One of the two equations listed in each problem matches the graph. Determine which equation is represented by the graph. Explain how you know your answer is correct
Y - 1 = 2(x + 1)
Or
6x + 3y = 9
To determine which equation matches the given graph, we can compare the slope and y-intercept values in each equation.
We can rewrite the first equation, Y - 1 = 2(x + 1), in slope-intercept form, which is y = mx + b, where m is the slope and b is the y-intercept.
Simplifying the first equation, we have: Y - 1 = 2x + 2
Adding 1 to both sides, we have: Y = 2x + 3
Comparing this equation to the general form y = mx + b, we can see that the slope is 2 and the y-intercept is 3.
Now let's examine the second equation, 6x + 3y = 9.
To find the equation in slope-intercept form, we need to solve for y.
First, subtract 6x from both sides: 3y = -6x + 9
Next, divide both sides by 3: y = -2x + 3
Comparing this equation to y = mx + b, we see that the slope is -2 and the y-intercept is 3.
To determine which equation matches the given graph, we need to see if the slope and y-intercept values of either equation match the slope and y-intercept values of the graph.
If the graph has a slope of 2 and goes through the point (0,3), then the first equation, Y = 2x + 3, matches the graph.
If the graph has a slope of -2 and goes through the point (0,3), then the second equation, y = -2x + 3, matches the graph.

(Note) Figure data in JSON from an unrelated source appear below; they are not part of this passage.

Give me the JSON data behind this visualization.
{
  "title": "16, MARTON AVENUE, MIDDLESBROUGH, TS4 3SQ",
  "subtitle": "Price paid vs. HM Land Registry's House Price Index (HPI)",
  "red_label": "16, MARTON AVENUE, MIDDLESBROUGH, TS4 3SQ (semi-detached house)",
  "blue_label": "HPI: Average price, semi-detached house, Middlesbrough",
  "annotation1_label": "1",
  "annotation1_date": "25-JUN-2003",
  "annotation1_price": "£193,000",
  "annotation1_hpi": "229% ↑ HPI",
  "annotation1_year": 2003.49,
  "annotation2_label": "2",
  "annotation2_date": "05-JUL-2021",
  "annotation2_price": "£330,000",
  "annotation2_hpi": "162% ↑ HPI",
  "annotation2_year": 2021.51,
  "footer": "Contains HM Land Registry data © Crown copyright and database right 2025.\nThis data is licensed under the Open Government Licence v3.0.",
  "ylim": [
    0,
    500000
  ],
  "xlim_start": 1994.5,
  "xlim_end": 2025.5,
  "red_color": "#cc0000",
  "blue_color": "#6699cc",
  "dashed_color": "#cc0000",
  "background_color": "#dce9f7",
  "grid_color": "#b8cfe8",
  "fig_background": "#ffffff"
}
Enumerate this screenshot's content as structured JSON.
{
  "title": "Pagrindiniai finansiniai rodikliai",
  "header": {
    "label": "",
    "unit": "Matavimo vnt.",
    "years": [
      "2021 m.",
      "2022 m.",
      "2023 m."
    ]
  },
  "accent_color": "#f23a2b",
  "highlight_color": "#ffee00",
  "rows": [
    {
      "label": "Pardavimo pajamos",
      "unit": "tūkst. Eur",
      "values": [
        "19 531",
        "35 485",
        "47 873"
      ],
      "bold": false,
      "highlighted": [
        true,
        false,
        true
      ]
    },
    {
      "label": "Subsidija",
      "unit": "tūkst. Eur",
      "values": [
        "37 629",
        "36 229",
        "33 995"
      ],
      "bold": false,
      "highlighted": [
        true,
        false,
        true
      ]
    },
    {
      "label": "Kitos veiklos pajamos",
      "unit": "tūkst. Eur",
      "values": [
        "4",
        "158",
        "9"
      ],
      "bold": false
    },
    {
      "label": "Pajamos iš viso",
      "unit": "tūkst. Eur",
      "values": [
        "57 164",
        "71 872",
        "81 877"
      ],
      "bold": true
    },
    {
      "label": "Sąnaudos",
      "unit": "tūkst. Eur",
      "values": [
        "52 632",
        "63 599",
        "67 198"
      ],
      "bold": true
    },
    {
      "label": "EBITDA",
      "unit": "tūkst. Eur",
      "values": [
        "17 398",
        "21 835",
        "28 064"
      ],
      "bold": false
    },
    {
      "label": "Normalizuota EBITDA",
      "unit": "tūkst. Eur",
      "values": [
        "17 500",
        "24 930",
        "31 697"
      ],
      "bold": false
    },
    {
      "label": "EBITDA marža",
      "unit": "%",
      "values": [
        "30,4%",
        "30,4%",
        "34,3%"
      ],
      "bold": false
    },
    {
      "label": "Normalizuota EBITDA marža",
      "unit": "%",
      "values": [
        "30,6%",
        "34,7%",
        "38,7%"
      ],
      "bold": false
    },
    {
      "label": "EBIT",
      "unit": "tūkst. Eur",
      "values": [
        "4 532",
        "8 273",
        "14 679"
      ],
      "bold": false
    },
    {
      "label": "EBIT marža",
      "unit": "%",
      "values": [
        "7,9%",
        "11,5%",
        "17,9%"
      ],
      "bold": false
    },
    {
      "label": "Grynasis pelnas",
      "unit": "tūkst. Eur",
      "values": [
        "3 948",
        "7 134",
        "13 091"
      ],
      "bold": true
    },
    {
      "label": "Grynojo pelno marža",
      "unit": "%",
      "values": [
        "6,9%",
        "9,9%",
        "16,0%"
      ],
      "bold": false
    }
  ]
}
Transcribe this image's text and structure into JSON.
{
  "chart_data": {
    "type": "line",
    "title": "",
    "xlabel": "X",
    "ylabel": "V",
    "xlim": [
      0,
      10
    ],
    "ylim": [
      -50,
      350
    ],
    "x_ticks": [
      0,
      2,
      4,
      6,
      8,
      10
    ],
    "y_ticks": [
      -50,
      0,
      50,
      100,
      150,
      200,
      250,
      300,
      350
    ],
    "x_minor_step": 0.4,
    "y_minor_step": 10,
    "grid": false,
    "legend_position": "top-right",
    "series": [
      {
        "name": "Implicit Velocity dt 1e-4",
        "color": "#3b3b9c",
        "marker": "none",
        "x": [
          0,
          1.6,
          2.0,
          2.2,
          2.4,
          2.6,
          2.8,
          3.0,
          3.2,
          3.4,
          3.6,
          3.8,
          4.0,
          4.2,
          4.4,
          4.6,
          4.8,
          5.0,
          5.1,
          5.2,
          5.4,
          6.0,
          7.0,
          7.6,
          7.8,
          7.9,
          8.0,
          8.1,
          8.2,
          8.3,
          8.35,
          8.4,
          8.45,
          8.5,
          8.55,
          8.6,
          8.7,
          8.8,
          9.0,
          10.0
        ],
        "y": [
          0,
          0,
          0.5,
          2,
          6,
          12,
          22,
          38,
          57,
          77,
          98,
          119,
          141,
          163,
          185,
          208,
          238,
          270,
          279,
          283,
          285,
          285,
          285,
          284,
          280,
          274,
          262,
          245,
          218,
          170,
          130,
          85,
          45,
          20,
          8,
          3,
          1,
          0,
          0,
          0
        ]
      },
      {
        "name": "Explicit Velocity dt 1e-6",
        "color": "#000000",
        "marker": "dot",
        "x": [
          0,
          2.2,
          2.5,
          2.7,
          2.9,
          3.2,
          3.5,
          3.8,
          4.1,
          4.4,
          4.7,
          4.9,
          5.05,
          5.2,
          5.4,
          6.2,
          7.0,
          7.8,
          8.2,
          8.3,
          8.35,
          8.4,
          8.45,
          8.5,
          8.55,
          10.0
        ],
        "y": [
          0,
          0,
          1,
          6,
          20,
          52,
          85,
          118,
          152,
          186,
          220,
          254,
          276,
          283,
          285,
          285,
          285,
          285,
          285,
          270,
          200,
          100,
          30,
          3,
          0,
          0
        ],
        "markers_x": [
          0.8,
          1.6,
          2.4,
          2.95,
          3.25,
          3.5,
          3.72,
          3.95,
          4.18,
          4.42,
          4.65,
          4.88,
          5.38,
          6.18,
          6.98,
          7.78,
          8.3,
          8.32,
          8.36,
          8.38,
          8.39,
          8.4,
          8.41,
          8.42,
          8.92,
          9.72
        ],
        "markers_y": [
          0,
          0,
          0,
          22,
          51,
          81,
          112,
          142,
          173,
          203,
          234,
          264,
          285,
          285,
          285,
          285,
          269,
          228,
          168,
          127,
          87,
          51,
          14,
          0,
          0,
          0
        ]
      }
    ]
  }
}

Since both equations have the same y-intercept of 3, we need to determine which equation has a slope of 2 or -2.
By examining the graph, if the line is going upwards from left to right (rising line), then the slope is positive (2 in this case). However, if the line is going downwards from left to right (falling line), then the slope is negative (-2 in this case).
Therefore, if the graph shows a rising line and goes through the point (0,3), then the equation represented by the graph is Y = 2x + 3.